Dive Brief:
- The Ritz-Carlton Hotel Company is shifting its marketing strategy with its first new global brand campaign in over a decade, according to a press release.
- “Leave Better” represents a multi-million dollar investment and focuses on the transformation guests undergo, with “How will a stay leave you?” serving as the guiding mantra. Ads depict the before-after theme with artful shots of buds blossoming and seasons changing.
- Creative will appear across print, digital video, display and paid social, with The Ritz-Carlton leveraging a partnership with the Condé Nast network to reach a global audience. The refresh comes as the Marriott International-owned luxury chain revamps its collection of websites and expands into new markets.
Dive Insight:
The Ritz-Carlton is attempting to refresh its image at a transitional point for the hospitality category, which is still finding its legs after a battering few pandemic years and seeking to capitalize on the “revenge travel” trend. “Leave Better,” developed with longtime agency partner Team One, complements other initiatives being undertaken by the company that are meant to give consumers a different perception of the brand.
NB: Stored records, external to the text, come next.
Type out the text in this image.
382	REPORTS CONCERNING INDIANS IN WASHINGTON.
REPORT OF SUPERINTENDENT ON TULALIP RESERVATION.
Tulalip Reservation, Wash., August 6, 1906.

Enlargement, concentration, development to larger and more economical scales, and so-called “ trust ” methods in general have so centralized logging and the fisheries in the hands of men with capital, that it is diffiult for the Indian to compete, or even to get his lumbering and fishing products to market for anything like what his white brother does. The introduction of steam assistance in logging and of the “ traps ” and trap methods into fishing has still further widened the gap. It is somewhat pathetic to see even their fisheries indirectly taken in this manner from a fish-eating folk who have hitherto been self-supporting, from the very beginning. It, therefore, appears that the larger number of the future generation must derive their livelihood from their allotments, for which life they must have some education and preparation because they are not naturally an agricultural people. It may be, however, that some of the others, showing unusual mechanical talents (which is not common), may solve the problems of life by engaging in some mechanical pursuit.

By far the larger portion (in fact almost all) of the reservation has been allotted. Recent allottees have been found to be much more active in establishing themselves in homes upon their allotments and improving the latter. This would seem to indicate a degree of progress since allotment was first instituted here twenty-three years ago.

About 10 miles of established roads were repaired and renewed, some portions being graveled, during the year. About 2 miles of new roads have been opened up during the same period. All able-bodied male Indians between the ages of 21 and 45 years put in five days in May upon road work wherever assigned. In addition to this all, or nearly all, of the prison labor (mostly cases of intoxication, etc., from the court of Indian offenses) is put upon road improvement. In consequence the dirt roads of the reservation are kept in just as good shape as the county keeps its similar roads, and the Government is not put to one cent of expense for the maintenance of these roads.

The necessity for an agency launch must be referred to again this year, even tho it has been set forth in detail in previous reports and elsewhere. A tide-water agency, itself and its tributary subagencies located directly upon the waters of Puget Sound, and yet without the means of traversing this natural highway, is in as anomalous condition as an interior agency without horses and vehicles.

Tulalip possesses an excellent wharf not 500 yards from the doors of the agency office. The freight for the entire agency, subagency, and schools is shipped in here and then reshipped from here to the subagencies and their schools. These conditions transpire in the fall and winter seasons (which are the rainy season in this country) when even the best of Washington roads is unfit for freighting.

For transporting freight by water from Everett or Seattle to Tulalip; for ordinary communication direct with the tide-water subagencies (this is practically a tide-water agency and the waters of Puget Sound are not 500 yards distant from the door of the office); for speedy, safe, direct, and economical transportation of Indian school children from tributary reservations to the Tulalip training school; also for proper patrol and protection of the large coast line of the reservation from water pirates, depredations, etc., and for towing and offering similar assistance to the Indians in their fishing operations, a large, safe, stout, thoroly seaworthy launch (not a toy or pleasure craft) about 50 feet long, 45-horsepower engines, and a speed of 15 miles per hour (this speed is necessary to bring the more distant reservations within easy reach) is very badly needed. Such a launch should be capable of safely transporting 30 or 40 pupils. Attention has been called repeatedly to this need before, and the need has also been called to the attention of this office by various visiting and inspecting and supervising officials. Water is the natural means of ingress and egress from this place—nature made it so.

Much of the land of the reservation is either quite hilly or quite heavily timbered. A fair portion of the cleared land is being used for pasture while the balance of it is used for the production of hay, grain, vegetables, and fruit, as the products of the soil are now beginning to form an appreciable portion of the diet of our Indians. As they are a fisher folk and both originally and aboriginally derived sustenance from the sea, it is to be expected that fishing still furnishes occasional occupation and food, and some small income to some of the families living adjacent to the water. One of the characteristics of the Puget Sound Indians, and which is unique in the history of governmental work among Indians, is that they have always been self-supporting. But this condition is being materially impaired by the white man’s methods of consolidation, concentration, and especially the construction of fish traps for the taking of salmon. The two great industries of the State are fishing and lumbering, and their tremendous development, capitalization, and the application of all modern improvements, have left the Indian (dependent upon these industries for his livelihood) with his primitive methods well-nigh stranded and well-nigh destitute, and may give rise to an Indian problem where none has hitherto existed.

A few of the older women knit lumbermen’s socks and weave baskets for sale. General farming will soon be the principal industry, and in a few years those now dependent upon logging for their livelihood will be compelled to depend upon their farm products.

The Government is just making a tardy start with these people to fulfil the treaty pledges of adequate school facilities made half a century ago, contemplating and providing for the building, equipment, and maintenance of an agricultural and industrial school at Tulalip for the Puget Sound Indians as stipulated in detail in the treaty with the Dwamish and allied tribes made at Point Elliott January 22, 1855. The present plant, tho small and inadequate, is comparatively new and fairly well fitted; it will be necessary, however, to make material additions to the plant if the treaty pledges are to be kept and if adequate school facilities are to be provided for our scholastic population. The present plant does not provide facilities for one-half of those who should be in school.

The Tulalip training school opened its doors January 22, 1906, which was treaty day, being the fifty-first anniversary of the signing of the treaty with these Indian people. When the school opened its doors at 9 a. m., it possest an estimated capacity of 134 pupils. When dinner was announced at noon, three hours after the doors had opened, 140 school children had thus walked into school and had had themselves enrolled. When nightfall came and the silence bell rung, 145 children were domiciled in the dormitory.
The international marketing push follows a wide-ranging overhaul of The Ritz-Carlton’s network of over 100 websites in August. The makeover, executed with help from agency Code and Theory, introduces more video and visually driven elements to The Ritz-Carlton’s digital presence, aiming to capture the feel of a premium, mobile-friendly online magazine.
The Ritz-Carlton has also recently expanded into new territories, including Mexico City, Melbourne and Fukuoka, and opened a location in Manhattan’s NoMad neighborhood. In May, the luxury marketer unveiled a superyacht cruise with plans to set sail in September 2024.
“Leave Better” emphasizes how booking a stay with The Ritz-Carlton can be personally enriching, leaving visitors better off than they came. But the creative takes an unconventional approach to getting the message of self-discovery across. Rather than showing guests enjoying the hotel chain’s amenities, like lounging by the poolside, the campaign uses metaphor and abstraction to illustrate the transformative theme.
“What sets The Ritz-Carlton apart is what guests take away from their stay: the epiphanies, new perspectives, and transformations,” said Julie Michael, CEO Team One, in a statement. “We really wanted to amplify the before-and-after moment of how The Ritz-Carlton changes you.”
An anthem spot depicts a bud blooming into a flower, a wintry transition to spring, an egg hatching into a bird taking flight and an oyster unclasping to reveal a luminous pearl, all set to a pulsing electronic score. Each of those concepts is captured in greater detail in individual hero videos. Print ads have a similarly artful bent, showing the same transitions through still images.
“Leave Better” is running in several languages in the U.S., Japan, China, Germany, the UAE and Saudi Arabia with help from Condé Nast. Several other hotel marketers have taken the post-pandemic period as an opportunity to shift gears on the marketing front. Four Seasons Hotels and Resorts, a high-end rival, last fall relaunched its brand with its largest paid media investment to date.
Hovering in the background is the hospitality category’s ongoing battle with vacation-rental upstarts that have courted favor with young consumers like millennials and Gen Z. Airbnb, the largest disruptor, has been heavily promoting a campaign that swipes at traditional hotels, an effort that comes as the site grapples with a regulatory crackdown in key cities like New York.